Sulla loro funzione archeologi e storici non sono concordi nel ritenere che fossero
unicamente degli edifici a carattere civile-militare, destinati al controllo e alla difesa del
territorio e delle risorse in esso presenti. Molti dubbi non sono stati chiariti e c'è chi si
interroga ancora sulle tecniche di costruzione utilizzate per costruirli. Tra i tanti usi
ipotizzati, c'è quello di fortezza, di parlamento (o comunque sede delle decisioni
comunitarie), di tempio o di sancta sanctorum residenza del capo del villaggio, o varie
combinazioni fra queste possibilità.
Pensiamo al pozzo di Santa Cristina: costituisce una delle più importanti aree sacre
della Sardegna nuragica. Il tempio a pozzo, orientato N/NO e S/SE, è costituito da un
atrio, una scala discendente e una tholos sotterranea che custodisce la vena sorgiva.

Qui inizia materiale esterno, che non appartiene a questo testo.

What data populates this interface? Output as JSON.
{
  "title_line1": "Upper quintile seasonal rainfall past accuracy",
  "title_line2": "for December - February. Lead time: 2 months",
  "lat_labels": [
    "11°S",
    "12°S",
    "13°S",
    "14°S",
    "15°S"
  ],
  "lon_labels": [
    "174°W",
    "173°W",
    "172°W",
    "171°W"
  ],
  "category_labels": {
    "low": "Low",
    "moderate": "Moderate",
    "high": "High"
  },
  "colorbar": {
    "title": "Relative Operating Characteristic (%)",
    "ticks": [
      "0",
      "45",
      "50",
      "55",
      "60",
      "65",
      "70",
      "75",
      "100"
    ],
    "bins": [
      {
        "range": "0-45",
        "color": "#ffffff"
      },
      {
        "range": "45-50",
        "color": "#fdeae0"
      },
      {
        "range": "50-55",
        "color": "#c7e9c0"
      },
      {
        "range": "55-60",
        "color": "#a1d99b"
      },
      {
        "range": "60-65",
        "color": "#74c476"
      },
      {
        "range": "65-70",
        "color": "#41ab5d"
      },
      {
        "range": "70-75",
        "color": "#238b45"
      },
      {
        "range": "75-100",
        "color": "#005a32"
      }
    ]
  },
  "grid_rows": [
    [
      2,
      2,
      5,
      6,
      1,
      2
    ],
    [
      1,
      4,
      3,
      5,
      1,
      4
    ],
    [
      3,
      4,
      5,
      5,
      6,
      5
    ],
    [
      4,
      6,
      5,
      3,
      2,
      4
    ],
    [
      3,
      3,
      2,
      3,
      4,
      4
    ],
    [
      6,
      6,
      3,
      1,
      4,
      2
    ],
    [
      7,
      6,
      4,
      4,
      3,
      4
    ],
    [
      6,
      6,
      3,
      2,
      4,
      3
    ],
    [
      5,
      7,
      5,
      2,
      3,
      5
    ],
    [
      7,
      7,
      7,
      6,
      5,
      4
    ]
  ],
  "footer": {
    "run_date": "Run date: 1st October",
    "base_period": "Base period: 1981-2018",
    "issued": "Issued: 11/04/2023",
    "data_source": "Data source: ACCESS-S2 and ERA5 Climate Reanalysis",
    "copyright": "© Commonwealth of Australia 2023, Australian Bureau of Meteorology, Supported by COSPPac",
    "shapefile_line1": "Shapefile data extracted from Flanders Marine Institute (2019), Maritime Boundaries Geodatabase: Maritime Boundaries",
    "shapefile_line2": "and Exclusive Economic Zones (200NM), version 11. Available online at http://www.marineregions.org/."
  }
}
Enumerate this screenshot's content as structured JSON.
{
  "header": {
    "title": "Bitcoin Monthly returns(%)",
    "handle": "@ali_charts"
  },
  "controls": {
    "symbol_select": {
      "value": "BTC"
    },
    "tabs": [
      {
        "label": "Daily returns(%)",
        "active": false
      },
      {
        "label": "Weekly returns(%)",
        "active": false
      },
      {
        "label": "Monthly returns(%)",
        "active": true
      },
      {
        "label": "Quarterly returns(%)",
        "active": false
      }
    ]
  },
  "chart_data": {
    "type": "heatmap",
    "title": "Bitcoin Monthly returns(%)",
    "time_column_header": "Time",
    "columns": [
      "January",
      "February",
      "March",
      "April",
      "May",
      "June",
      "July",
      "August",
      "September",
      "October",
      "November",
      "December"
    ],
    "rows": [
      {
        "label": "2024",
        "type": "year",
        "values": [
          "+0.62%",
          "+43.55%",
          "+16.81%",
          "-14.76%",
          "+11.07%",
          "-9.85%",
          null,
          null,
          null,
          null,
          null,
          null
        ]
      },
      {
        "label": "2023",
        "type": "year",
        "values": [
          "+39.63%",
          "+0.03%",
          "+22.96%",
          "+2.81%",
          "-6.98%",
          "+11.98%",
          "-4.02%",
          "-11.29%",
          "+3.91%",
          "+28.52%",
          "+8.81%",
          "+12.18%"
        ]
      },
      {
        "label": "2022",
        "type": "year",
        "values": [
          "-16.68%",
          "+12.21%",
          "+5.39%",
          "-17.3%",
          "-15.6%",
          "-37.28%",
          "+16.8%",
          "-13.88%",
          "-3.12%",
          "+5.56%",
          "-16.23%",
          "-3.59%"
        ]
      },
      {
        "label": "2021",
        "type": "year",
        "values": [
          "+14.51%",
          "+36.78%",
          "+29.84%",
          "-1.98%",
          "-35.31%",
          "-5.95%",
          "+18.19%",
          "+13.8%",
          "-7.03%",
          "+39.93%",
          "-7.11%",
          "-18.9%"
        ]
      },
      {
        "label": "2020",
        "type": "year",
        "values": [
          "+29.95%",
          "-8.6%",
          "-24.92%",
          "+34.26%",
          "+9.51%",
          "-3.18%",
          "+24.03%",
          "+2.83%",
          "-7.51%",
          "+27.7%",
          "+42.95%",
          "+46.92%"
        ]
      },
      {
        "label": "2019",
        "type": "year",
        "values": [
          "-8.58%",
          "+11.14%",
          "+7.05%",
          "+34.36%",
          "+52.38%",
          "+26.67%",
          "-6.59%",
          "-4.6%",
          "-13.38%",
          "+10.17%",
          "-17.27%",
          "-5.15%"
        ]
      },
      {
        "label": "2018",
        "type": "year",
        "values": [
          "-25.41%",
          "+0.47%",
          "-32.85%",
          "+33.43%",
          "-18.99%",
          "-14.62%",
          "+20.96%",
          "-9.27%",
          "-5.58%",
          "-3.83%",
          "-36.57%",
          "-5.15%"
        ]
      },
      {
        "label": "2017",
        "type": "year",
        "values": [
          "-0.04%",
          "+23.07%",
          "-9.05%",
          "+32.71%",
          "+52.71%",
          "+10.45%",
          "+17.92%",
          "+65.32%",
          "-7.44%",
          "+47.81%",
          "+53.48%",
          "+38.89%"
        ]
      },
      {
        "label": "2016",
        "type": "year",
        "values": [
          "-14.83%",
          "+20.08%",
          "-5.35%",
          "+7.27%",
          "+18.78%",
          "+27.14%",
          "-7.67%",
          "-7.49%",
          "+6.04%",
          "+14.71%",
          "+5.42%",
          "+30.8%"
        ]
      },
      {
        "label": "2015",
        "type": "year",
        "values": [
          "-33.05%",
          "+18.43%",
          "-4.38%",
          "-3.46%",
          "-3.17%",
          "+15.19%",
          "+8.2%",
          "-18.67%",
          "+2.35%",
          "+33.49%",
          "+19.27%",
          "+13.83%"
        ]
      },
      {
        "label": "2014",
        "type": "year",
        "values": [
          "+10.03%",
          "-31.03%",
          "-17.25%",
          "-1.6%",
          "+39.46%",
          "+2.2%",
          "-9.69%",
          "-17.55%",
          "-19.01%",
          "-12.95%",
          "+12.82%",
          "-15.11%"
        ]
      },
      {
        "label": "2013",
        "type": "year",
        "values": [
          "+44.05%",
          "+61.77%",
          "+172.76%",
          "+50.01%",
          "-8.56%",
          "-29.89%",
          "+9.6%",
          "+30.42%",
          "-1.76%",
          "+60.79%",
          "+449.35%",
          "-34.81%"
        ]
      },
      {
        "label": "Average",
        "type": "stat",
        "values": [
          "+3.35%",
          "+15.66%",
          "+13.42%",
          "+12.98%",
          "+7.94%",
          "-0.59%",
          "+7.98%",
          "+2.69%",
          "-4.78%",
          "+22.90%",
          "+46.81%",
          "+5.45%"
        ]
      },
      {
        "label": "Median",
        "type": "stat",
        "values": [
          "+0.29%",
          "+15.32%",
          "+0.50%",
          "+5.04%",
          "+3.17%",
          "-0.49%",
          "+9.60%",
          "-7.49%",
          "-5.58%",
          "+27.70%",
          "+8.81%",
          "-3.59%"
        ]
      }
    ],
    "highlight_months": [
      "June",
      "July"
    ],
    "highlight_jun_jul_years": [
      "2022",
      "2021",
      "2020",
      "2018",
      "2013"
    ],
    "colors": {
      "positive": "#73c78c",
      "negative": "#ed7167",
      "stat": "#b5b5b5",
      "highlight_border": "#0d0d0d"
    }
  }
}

Ancora oggi dagli interstizi della muratura della camera filtra l'acqua sorgiva,
particolarmente abbondante nell'inverno-primavera.Il pozzo sacro è probabilmente da
collocarsi verosimilmente nell'XI sec. a.C. dove si praticava il culto delle acque.
Per le sue forme geometriche perfette e per il suo orientamento, continua ancora oggi
ad affascinare con il suo aspetto misterioso.
In alcuni momenti dell'anno, come gli equinozi e i solstizi, si dice infatti che i raggi del
sole entrino nella scala fino a toccare l'acqua e ogni 18 anni e 6 mesi la luce della luna
piena entrerebbe invece dal foro all'apice della tholos per specchiarsi nel pozzo: le
tombe a thòlos (che in greco significa cupola) sono monumenti funerari risalenti come
tipologia alla tarda età del bronzo. Sono costituiti da un vano circolare, sottostante ad un
tumulo di terra e coperto con cerchi concentrici di blocchi lapidei a costituire una sezione
più o meno ogivale.
Secondo alcuni studiosi i pozzi sacri furono costruiti seguendo un particolare
orientamento astronomico. Secondo questa affascinante ipotesi, la luna nella sua
massima declinazione (ogni 18 anni e mezzo) si specchierebbe esattamente dentro il
pozzo attraverso il foro sopra il thòlos. Seguendo questa teoria, attraverso le scalinate di
accesso alla sorgente, il sole si rifletterebbe anch'esso in determinati pozzi sacri,
durante gli equinozi primaverili ed autunnali, mentre in altri, invece, durante i solstizi
estivi ed invernali.
Si suppone che i riti periodicamente celebrati nei templi dell'acqua sacra erano collegati
alla fertilità della Dea Madre terrestre invocando anche l'intercessione della Luna
considerata la Dea Madre celeste.
Dea Madre (il tema iniziale della discussione torna) che MOG interpreta attraverso il
simbolo per eccellenza della femminilità: la vulva. E l’ingresso del pozzo ipogeo, ricorda
una grande vagina in cui si scende per riemergere come rinati, carichi di energia nuova.
Un viaggio simbolico nell’Ade, nel ventre della Madre Terra che partorisce di nuovo i
propri figli rinati alla luce e torna a vedere il cielo.
Cielo e Terra ancora una volta si specchiano uno nell’altra, una corrispondenza tra
macrocosmo e microcosmo, di cui l’uomo non è che partecipe in quanto parte di un tutto
in reciproca continua mutazione/influenza. La magia della vita.